The report suggests that two main factors caused the wildfires of 2000: La Niña­induced weather patterns, which encouraged the growth of, then dried out, highly flammable grasses and also increased the incidence of dry lightning storms in the West; and a history of fire suppression in the West that left much of the forested land in that area a tinder box waiting to explode. As humans have yet to find the means to control weather processes, the report focuses its attention on controlling pre- and post-fire conditions on the ground. It is this section that I think will most interest anthropologists of the environment, as it raises questions about human-environment interactions.

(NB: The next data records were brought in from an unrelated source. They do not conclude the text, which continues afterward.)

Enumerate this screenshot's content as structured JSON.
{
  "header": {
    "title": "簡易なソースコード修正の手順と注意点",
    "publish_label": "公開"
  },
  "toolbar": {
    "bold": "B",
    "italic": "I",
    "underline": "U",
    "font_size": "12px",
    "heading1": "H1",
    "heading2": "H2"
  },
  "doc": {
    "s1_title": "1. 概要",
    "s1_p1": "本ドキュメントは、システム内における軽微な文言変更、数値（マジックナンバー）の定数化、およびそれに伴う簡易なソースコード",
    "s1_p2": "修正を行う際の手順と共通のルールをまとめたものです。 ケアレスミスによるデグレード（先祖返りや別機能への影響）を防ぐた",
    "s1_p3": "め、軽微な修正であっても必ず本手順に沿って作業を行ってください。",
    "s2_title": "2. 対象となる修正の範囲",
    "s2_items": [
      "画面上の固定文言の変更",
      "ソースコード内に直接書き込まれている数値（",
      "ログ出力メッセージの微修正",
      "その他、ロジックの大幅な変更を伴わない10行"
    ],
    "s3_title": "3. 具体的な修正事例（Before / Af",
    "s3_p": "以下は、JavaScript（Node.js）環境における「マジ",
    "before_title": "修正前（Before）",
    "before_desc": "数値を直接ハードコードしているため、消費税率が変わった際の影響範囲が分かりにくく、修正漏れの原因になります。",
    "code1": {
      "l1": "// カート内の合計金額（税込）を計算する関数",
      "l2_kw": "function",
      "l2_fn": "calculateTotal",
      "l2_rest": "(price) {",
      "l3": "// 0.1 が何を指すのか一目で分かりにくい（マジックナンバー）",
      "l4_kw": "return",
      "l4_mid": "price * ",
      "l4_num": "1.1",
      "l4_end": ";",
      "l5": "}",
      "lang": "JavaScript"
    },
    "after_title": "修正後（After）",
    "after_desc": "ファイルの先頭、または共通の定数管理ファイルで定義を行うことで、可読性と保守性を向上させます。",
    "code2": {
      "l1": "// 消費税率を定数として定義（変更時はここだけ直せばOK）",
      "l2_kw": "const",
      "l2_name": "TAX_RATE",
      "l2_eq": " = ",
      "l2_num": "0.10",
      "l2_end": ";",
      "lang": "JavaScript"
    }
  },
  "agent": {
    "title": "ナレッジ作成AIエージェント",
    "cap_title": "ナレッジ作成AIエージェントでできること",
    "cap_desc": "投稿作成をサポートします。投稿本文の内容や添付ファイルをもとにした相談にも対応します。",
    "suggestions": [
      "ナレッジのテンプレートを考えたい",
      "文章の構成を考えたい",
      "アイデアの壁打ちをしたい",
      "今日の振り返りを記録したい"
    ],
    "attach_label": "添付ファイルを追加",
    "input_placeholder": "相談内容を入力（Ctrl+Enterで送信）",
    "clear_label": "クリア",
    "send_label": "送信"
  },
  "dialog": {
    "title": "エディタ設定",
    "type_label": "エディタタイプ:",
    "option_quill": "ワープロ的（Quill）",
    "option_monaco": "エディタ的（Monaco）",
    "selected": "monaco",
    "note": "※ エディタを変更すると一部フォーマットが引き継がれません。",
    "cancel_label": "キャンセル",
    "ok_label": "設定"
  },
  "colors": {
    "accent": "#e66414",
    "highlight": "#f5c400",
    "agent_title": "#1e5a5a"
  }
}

Although the report’s suggestions in this area can be roughly grouped under the rubric “change human practices in the forests,” the changes suggested ultimately rely on the paradigm of “human control of the environment” that has informed much forest management to date (and contributed to the current wildfire situation). The report points out that “new development...in
fire-prone areas, often adjacent to Federal land, creating a
‘wildland-urban interface’...means that more communities and structures are threatened by fire,” yet never questions the continuation of such development. Instead, even after much discussion on how cyclical wildfires are a “natural” pattern in Western forests and how such fires actually benefit the ecology as a whole, the report presents controlling the forest—intentionally removing plant material that might create conditions for a large-scale wildfires, rather than the all-out fire suppression of
previous decades—as the best course for protecting human property, lives, and financial investments. (Unclear, however, is whether future fires will be allowed to burn “naturally” or if they will be put out by firefighters.)  Here, the proposal seems to differentiate between “nature’s” interests and human interests and attempts to strike a balance between the two. The report’s recommendation, however, that federal agencies encourage local
communities to become more involved in fire-reducing and post-fire restoration programs may signal a turn toward encouraging greater awareness of human impacts on their immediate surroundings.

Many of us who study “anthropology and the environment” are interested in not only how humans physically interact with their environments, but also how we imagine our relationships with and define the environment. The wildfires of 2000 and the White House report provide fertile ground for an examination of such questions. The report is available at

www.whitehouse.gov/CEQ/firereport/html.

Forest-Fire research in Indonesia

Various claims have been made about underlying causes of the severe forest fires that occurred in Indonesia during the 1997-98 El Niño event. Seen by many as correlating with the political sympathies or interests of those making them, the claims range from blaming unjust and predatory forest exploitation during thirty years of the Suharto regime to blaming the ignorance or backwardness of peasants and indigenous shifting cultivators living in forest-edge communities and using fire irresponsibly to clear forested land for farming. If it is asked whether the claims are supported by evidence of causal histories extending back from ignition events to the posited underlying causes, the answer must be that they are supported only partially, if at all. Some of the evidence raising questions about the claims concerns forest wildfires spreading from the unextinguished cooking fires and campfires of hunters, forest-product collectors, and tree-cutters in the forest and also wildfires possibly starting, under conditions of drought, from long-burning coal seams extending to or near ground surface. Such
evidence about proximate fire causes not readily connectible to the
posited underlying ones provides support to appeals for conducting more systematic studies of the ignition events that result in wildfires and for deferring claims about underlying causes until a larger corpus of evidence on causal histories connecting ignition events to so-called underlying causes is established.

Vayda’s initial report on his forest fire research, “Finding Causes of
the 1997-98 Indonesian Forest Fires: Problems and Possibilities,” was published in 1999 by the World Wide Fund for Nature (WWF) – Indonesia.

He will report on the research at the AAA meetings in San Francisco, and other reports are forthcoming.